I have been thinking about the people who met God thru the Bible. Not the guys who met Him superficially. Many of the Pharisees did NOT meet Jesus tho they obviously could pick Him out of a line up.
I am thinking about Moses and God's relentless pursuit (Exodus 3 and 4), but I have talked plenty about him. What about Isaiah chapter 6? Meeting with the terrifying holiness of God, he became convicted of his sinfulness. Meeting God ruined him. He could no longer pretend. And after this meeting, God asks "Whom shall I send?" Isaiah didn't ask for specifics. He didn't ask about the terms of employment or the qualifications. He just said YES with all of his being because he say, truly saw, that doing God's work was more important, more real, more fulfilling than anything.
In John 4, a Samaritan woman meets Jesus. He knows her, everything about her, and she recognizes Him as the Messiah. He lovingly confronts her but also loves her just by breaching societal norms. She said YES and returned to her village to share this amazing news. The first missionary of our faith wasn't even someone who would meet the board's requirements. She was despised by the people and yet prized by God. Her story of YES not only includes her stepping into who she really is, but reveals that action often follows YES. There is nothing passive about meeting God.
And, of course, Saul in Acts 9 is another big YES. The chief persecutor of the early church becomes one of its primary leaders after being knocked off his pedestal by God. After being blinded, his eyes were opened to Jesus' true identity. Aren't we so often blind? Not just to who God is, but to who God really is. Do we truly believe God has a plan for us? Do we really believe that God wants us to live an abundant life? Do we really believe we are forgiven? Do we understand what being His child is?
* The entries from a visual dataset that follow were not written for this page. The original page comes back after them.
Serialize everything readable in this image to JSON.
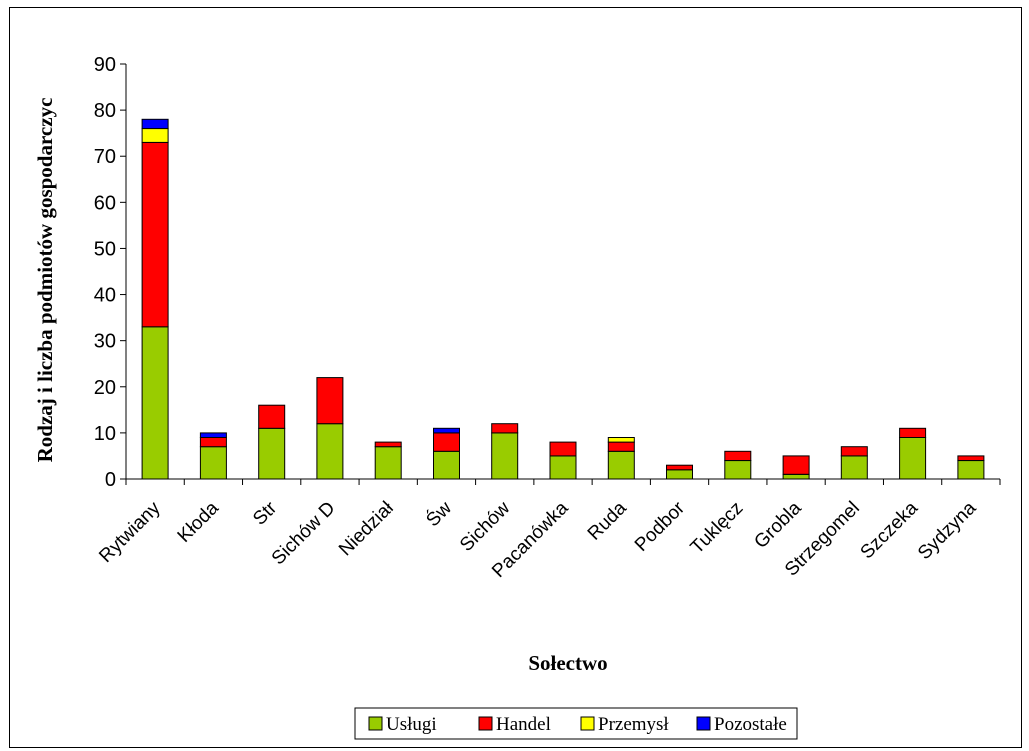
{
  "chart_data": {
    "type": "bar",
    "stacked": true,
    "title": "",
    "xlabel": "Sołectwo",
    "ylabel": "Rodzaj i liczba podmiotów gospodarczyc",
    "ylim": [
      0,
      90
    ],
    "yticks": [
      0,
      10,
      20,
      30,
      40,
      50,
      60,
      70,
      80,
      90
    ],
    "grid": false,
    "legend_position": "bottom",
    "categories": [
      "Rytwiany",
      "Kłoda",
      "Str",
      "Sichów D",
      "Niedział",
      "Św",
      "Sichów",
      "Pacanówka",
      "Ruda",
      "Podbor",
      "Tuklęcz",
      "Grobla",
      "Strzegomel",
      "Szczeka",
      "Sydzyna"
    ],
    "series": [
      {
        "name": "Usługi",
        "color": "#99cc00",
        "values": [
          33,
          7,
          11,
          12,
          7,
          6,
          10,
          5,
          6,
          2,
          4,
          1,
          5,
          9,
          4
        ]
      },
      {
        "name": "Handel",
        "color": "#ff0000",
        "values": [
          40,
          2,
          5,
          10,
          1,
          4,
          2,
          3,
          2,
          1,
          2,
          4,
          2,
          2,
          1
        ]
      },
      {
        "name": "Przemysł",
        "color": "#ffff00",
        "values": [
          3,
          0,
          0,
          0,
          0,
          0,
          0,
          0,
          1,
          0,
          0,
          0,
          0,
          0,
          0
        ]
      },
      {
        "name": "Pozostałe",
        "color": "#0000ff",
        "values": [
          2,
          1,
          0,
          0,
          0,
          1,
          0,
          0,
          0,
          0,
          0,
          0,
          0,
          0,
          0
        ]
      }
    ]
  }
}
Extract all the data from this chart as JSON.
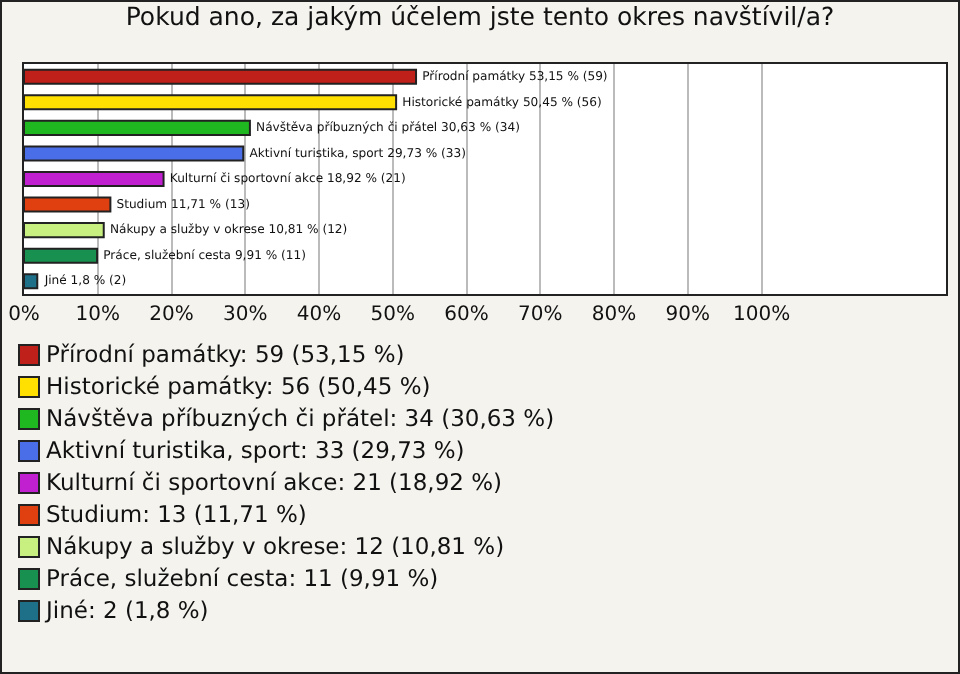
{
  "chart_data": {
    "type": "bar",
    "orientation": "horizontal",
    "title": "Pokud ano, za jakým účelem jste tento okres navštívil/a?",
    "categories": [
      null,
      null,
      null,
      null,
      null,
      null,
      null,
      null,
      null
    ],
    "values": [
      53.15,
      50.45,
      30.63,
      29.73,
      18.92,
      11.71,
      10.81,
      9.91,
      1.8
    ],
    "colors": [
      "#c0201a",
      "#ffe000",
      "#20b820",
      "#4a6ee8",
      "#c020d0",
      "#e04010",
      "#c8f080",
      "#189050",
      "#1e7088"
    ],
    "value_labels": [
      "Přírodní památky 53,15 % (59)",
      "Historické památky 50,45 % (56)",
      "Návštěva příbuzných či přátel 30,63 % (34)",
      "Aktivní turistika, sport 29,73 % (33)",
      "Kulturní či sportovní akce 18,92 % (21)",
      "Studium 11,71 % (13)",
      "Nákupy a služby v okrese 10,81 % (12)",
      "Práce, služební cesta 9,91 % (11)",
      "Jiné 1,8 % (2)"
    ],
    "xlim": [
      0,
      125
    ],
    "xticks": [
      {
        "value": 0,
        "label": "0%"
      },
      {
        "value": 10,
        "label": "10%"
      },
      {
        "value": 20,
        "label": "20%"
      },
      {
        "value": 30,
        "label": "30%"
      },
      {
        "value": 40,
        "label": "40%"
      },
      {
        "value": 50,
        "label": "50%"
      },
      {
        "value": 60,
        "label": "60%"
      },
      {
        "value": 70,
        "label": "70%"
      },
      {
        "value": 80,
        "label": "80%"
      },
      {
        "value": 90,
        "label": "90%"
      },
      {
        "value": 100,
        "label": "100%"
      }
    ],
    "grid": "x",
    "tick_labels": "x",
    "annotations": [
      "Přírodní památky: 59 (53,15 %)",
      "Historické památky: 56 (50,45 %)",
      "Návštěva příbuzných či přátel: 34 (30,63 %)",
      "Aktivní turistika, sport: 33 (29,73 %)",
      "Kulturní či sportovní akce: 21 (18,92 %)",
      "Studium: 13 (11,71 %)",
      "Nákupy a služby v okrese: 12 (10,81 %)",
      "Práce, služební cesta: 11 (9,91 %)",
      "Jiné: 2 (1,8 %)"
    ]
  }
}
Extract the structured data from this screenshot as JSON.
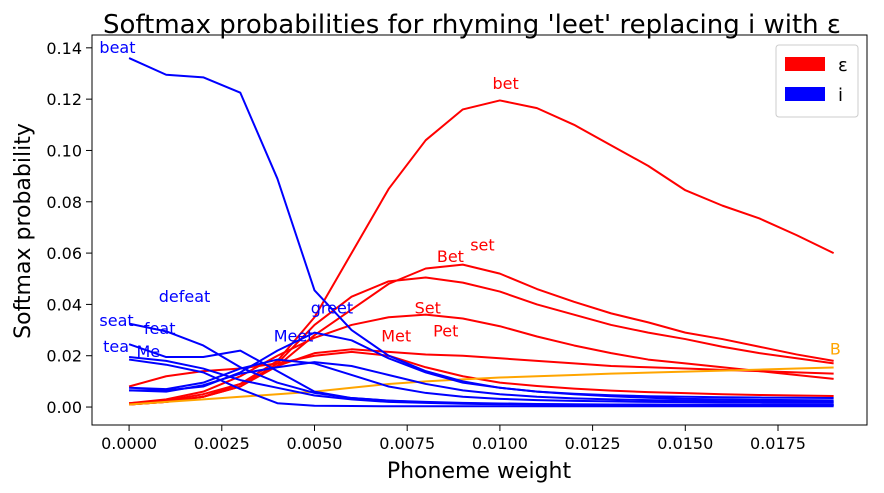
{
  "chart_data": {
    "type": "line",
    "title": "Softmax probabilities for rhyming 'leet' replacing i with ɛ",
    "xlabel": "Phoneme weight",
    "ylabel": "Softmax probability",
    "xlim": [
      -0.001,
      0.0199
    ],
    "ylim": [
      -0.007,
      0.145
    ],
    "xticks": [
      0.0,
      0.0025,
      0.005,
      0.0075,
      0.01,
      0.0125,
      0.015,
      0.0175
    ],
    "xtick_labels": [
      "0.0000",
      "0.0025",
      "0.0050",
      "0.0075",
      "0.0100",
      "0.0125",
      "0.0150",
      "0.0175"
    ],
    "yticks": [
      0.0,
      0.02,
      0.04,
      0.06,
      0.08,
      0.1,
      0.12,
      0.14
    ],
    "ytick_labels": [
      "0.00",
      "0.02",
      "0.04",
      "0.06",
      "0.08",
      "0.10",
      "0.12",
      "0.14"
    ],
    "grid": false,
    "legend_position": "top-right",
    "legend": [
      {
        "label": "ɛ",
        "color": "#ff0000"
      },
      {
        "label": "i",
        "color": "#0000ff"
      }
    ],
    "x": [
      0,
      0.001,
      0.002,
      0.003,
      0.004,
      0.005,
      0.006,
      0.007,
      0.008,
      0.009,
      0.01,
      0.011,
      0.012,
      0.013,
      0.014,
      0.015,
      0.016,
      0.017,
      0.018,
      0.019
    ],
    "series": [
      {
        "name": "bet",
        "color": "#ff0000",
        "label_x": 0.0098,
        "label_y": 0.124,
        "values": [
          0.0015,
          0.0025,
          0.005,
          0.009,
          0.018,
          0.035,
          0.06,
          0.085,
          0.104,
          0.116,
          0.1195,
          0.1165,
          0.11,
          0.102,
          0.094,
          0.0845,
          0.0785,
          0.0735,
          0.067,
          0.06
        ]
      },
      {
        "name": "set",
        "color": "#ff0000",
        "label_x": 0.0092,
        "label_y": 0.061,
        "values": [
          0.001,
          0.002,
          0.004,
          0.008,
          0.016,
          0.028,
          0.038,
          0.048,
          0.054,
          0.0555,
          0.052,
          0.046,
          0.041,
          0.0365,
          0.033,
          0.029,
          0.0265,
          0.0235,
          0.0205,
          0.018
        ]
      },
      {
        "name": "Bet",
        "color": "#ff0000",
        "label_x": 0.0083,
        "label_y": 0.0565,
        "values": [
          0.001,
          0.002,
          0.004,
          0.008,
          0.017,
          0.032,
          0.043,
          0.049,
          0.0505,
          0.0485,
          0.045,
          0.04,
          0.036,
          0.032,
          0.029,
          0.0265,
          0.0235,
          0.021,
          0.019,
          0.017
        ]
      },
      {
        "name": "Set",
        "color": "#ff0000",
        "label_x": 0.0077,
        "label_y": 0.0365,
        "values": [
          0.0015,
          0.003,
          0.006,
          0.012,
          0.02,
          0.027,
          0.032,
          0.035,
          0.036,
          0.0345,
          0.0315,
          0.0275,
          0.024,
          0.021,
          0.0185,
          0.017,
          0.0155,
          0.014,
          0.0125,
          0.011
        ]
      },
      {
        "name": "Met",
        "color": "#ff0000",
        "label_x": 0.0068,
        "label_y": 0.0255,
        "values": [
          0.001,
          0.002,
          0.004,
          0.009,
          0.016,
          0.021,
          0.0225,
          0.0215,
          0.0205,
          0.02,
          0.019,
          0.018,
          0.017,
          0.016,
          0.0155,
          0.015,
          0.0145,
          0.014,
          0.0135,
          0.013
        ]
      },
      {
        "name": "Pet",
        "color": "#ff0000",
        "label_x": 0.0082,
        "label_y": 0.0275,
        "values": [
          0.008,
          0.012,
          0.014,
          0.015,
          0.017,
          0.02,
          0.0215,
          0.02,
          0.0155,
          0.012,
          0.0095,
          0.0082,
          0.0072,
          0.0064,
          0.0058,
          0.0054,
          0.005,
          0.0047,
          0.0045,
          0.0043
        ]
      },
      {
        "name": "B",
        "color": "#ffa500",
        "label_x": 0.0189,
        "label_y": 0.0205,
        "values": [
          0.001,
          0.002,
          0.003,
          0.004,
          0.005,
          0.006,
          0.0075,
          0.009,
          0.01,
          0.0108,
          0.0115,
          0.012,
          0.0125,
          0.013,
          0.0134,
          0.0138,
          0.0142,
          0.0146,
          0.015,
          0.0154
        ]
      },
      {
        "name": "beat",
        "color": "#0000ff",
        "label_x": -0.0008,
        "label_y": 0.138,
        "values": [
          0.136,
          0.1295,
          0.1285,
          0.1225,
          0.089,
          0.0455,
          0.03,
          0.02,
          0.014,
          0.01,
          0.0075,
          0.006,
          0.005,
          0.0042,
          0.0036,
          0.0032,
          0.003,
          0.0028,
          0.0027,
          0.0026
        ]
      },
      {
        "name": "defeat",
        "color": "#0000ff",
        "label_x": 0.0008,
        "label_y": 0.041,
        "values": [
          0.0325,
          0.0295,
          0.024,
          0.0155,
          0.0095,
          0.0055,
          0.0035,
          0.0025,
          0.002,
          0.0016,
          0.0014,
          0.0012,
          0.0011,
          0.001,
          0.001,
          0.0009,
          0.0009,
          0.0009,
          0.0009,
          0.0009
        ]
      },
      {
        "name": "seat",
        "color": "#0000ff",
        "label_x": -0.0008,
        "label_y": 0.0315,
        "values": [
          0.0245,
          0.0195,
          0.0195,
          0.022,
          0.014,
          0.006,
          0.0035,
          0.0025,
          0.0018,
          0.0015,
          0.0013,
          0.0011,
          0.001,
          0.001,
          0.0009,
          0.0009,
          0.0009,
          0.0009,
          0.0009,
          0.0009
        ]
      },
      {
        "name": "feat",
        "color": "#0000ff",
        "label_x": 0.0004,
        "label_y": 0.0285,
        "values": [
          0.0195,
          0.018,
          0.015,
          0.0105,
          0.0075,
          0.0045,
          0.003,
          0.002,
          0.0016,
          0.0013,
          0.0011,
          0.001,
          0.0009,
          0.0009,
          0.0008,
          0.0008,
          0.0008,
          0.0008,
          0.0008,
          0.0008
        ]
      },
      {
        "name": "tea",
        "color": "#0000ff",
        "label_x": -0.0007,
        "label_y": 0.0215,
        "values": [
          0.0185,
          0.0165,
          0.0135,
          0.007,
          0.0015,
          0.0005,
          0.0004,
          0.0003,
          0.0003,
          0.0003,
          0.0003,
          0.0003,
          0.0003,
          0.0003,
          0.0003,
          0.0003,
          0.0003,
          0.0003,
          0.0003,
          0.0003
        ]
      },
      {
        "name": "Me",
        "color": "#0000ff",
        "label_x": 0.0002,
        "label_y": 0.0195,
        "values": [
          0.0075,
          0.007,
          0.0095,
          0.015,
          0.0185,
          0.017,
          0.0125,
          0.008,
          0.0055,
          0.004,
          0.0032,
          0.0027,
          0.0024,
          0.0022,
          0.002,
          0.0019,
          0.0018,
          0.0018,
          0.0017,
          0.0017
        ]
      },
      {
        "name": "greet",
        "color": "#0000ff",
        "label_x": 0.0049,
        "label_y": 0.0365,
        "values": [
          0.0065,
          0.0065,
          0.008,
          0.0135,
          0.022,
          0.029,
          0.026,
          0.019,
          0.0135,
          0.0095,
          0.0075,
          0.006,
          0.0052,
          0.0046,
          0.0042,
          0.004,
          0.0038,
          0.0037,
          0.0036,
          0.0035
        ]
      },
      {
        "name": "Meet",
        "color": "#0000ff",
        "label_x": 0.0039,
        "label_y": 0.0255,
        "values": [
          0.0065,
          0.006,
          0.0085,
          0.013,
          0.0155,
          0.0175,
          0.016,
          0.0125,
          0.009,
          0.0065,
          0.005,
          0.004,
          0.0034,
          0.003,
          0.0027,
          0.0025,
          0.0023,
          0.0022,
          0.0021,
          0.002
        ]
      }
    ]
  }
}
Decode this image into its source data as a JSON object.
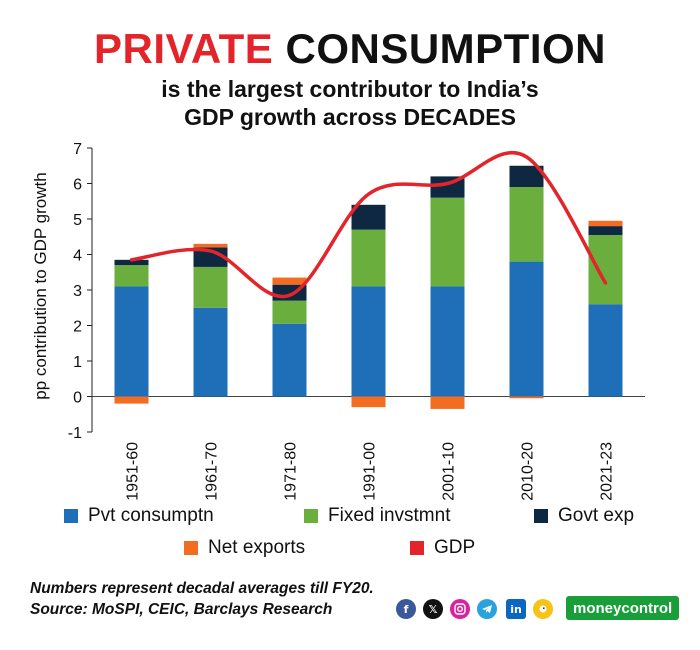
{
  "header": {
    "title_highlight": "PRIVATE",
    "title_rest": "CONSUMPTION",
    "subtitle_line1": "is the largest contributor to India’s",
    "subtitle_line2": "GDP growth across DECADES"
  },
  "chart_data": {
    "type": "bar",
    "stacked": true,
    "ylabel": "pp contribution to GDP growth",
    "xlabel": "",
    "ylim": [
      -1,
      7
    ],
    "yticks": [
      -1,
      0,
      1,
      2,
      3,
      4,
      5,
      6,
      7
    ],
    "categories": [
      "1951-60",
      "1961-70",
      "1971-80",
      "1991-00",
      "2001-10",
      "2010-20",
      "2021-23"
    ],
    "series": [
      {
        "name": "Pvt consumptn",
        "key": "pvt",
        "color": "#1e6fb8",
        "values": [
          3.1,
          2.5,
          2.05,
          3.1,
          3.1,
          3.8,
          2.6
        ]
      },
      {
        "name": "Fixed invstmnt",
        "key": "fixed",
        "color": "#6aae3e",
        "values": [
          0.6,
          1.15,
          0.65,
          1.6,
          2.5,
          2.1,
          1.95
        ]
      },
      {
        "name": "Govt exp",
        "key": "govt",
        "color": "#0d2840",
        "values": [
          0.15,
          0.55,
          0.45,
          0.7,
          0.6,
          0.6,
          0.25
        ]
      },
      {
        "name": "Net exports",
        "key": "netexp",
        "color": "#f26d21",
        "values": [
          -0.2,
          0.1,
          0.2,
          -0.3,
          -0.35,
          -0.05,
          0.15
        ]
      }
    ],
    "line": {
      "name": "GDP",
      "color": "#e3242b",
      "values": [
        3.85,
        4.1,
        2.85,
        5.7,
        6.0,
        6.75,
        3.2
      ]
    }
  },
  "legend": [
    {
      "label": "Pvt consumptn",
      "color": "#1e6fb8"
    },
    {
      "label": "Fixed invstmnt",
      "color": "#6aae3e"
    },
    {
      "label": "Govt exp",
      "color": "#0d2840"
    },
    {
      "label": "Net exports",
      "color": "#f26d21"
    },
    {
      "label": "GDP",
      "color": "#e3242b"
    }
  ],
  "footer": {
    "note": "Numbers represent decadal averages till FY20.",
    "source": "Source: MoSPI, CEIC, Barclays Research",
    "brand": "moneycontrol",
    "social_icons": [
      "facebook-icon",
      "x-icon",
      "instagram-icon",
      "telegram-icon",
      "linkedin-icon",
      "koo-icon"
    ]
  }
}
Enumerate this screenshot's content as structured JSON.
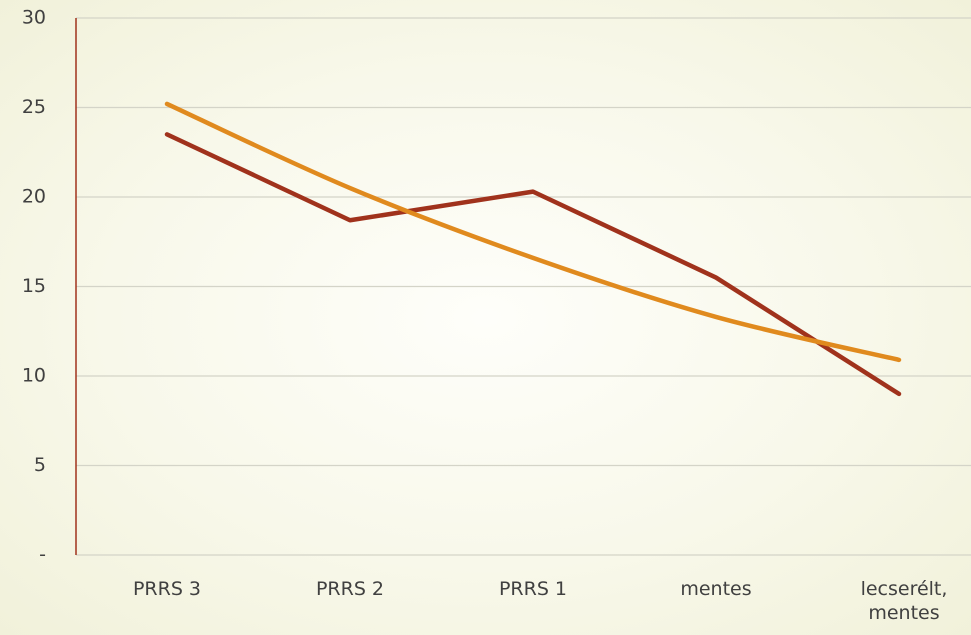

Saying YES, these characters took action, were changed. Not that they had their "best lives now" and died happy deaths. Moses died without ever setting foot into the Promised Land tho he was permitted to glimpse it. I don't know about the Samaritan woman, but Isaiah and Saul died martyr deaths. That really isn't the best selling point for God, either, when you are trying to get whimpy mortals to work with you. Still, it goes back to what we believe. If we believe this life is the end, we need to stay out of God's business. Enjoy yourself. Eat, drink, and be merry because this will be it. On the other hand, if we believe God is preparing a place for us, that there is an eternal destiny, is it so much to give God our life now?
What if God called you today? Could you say YES?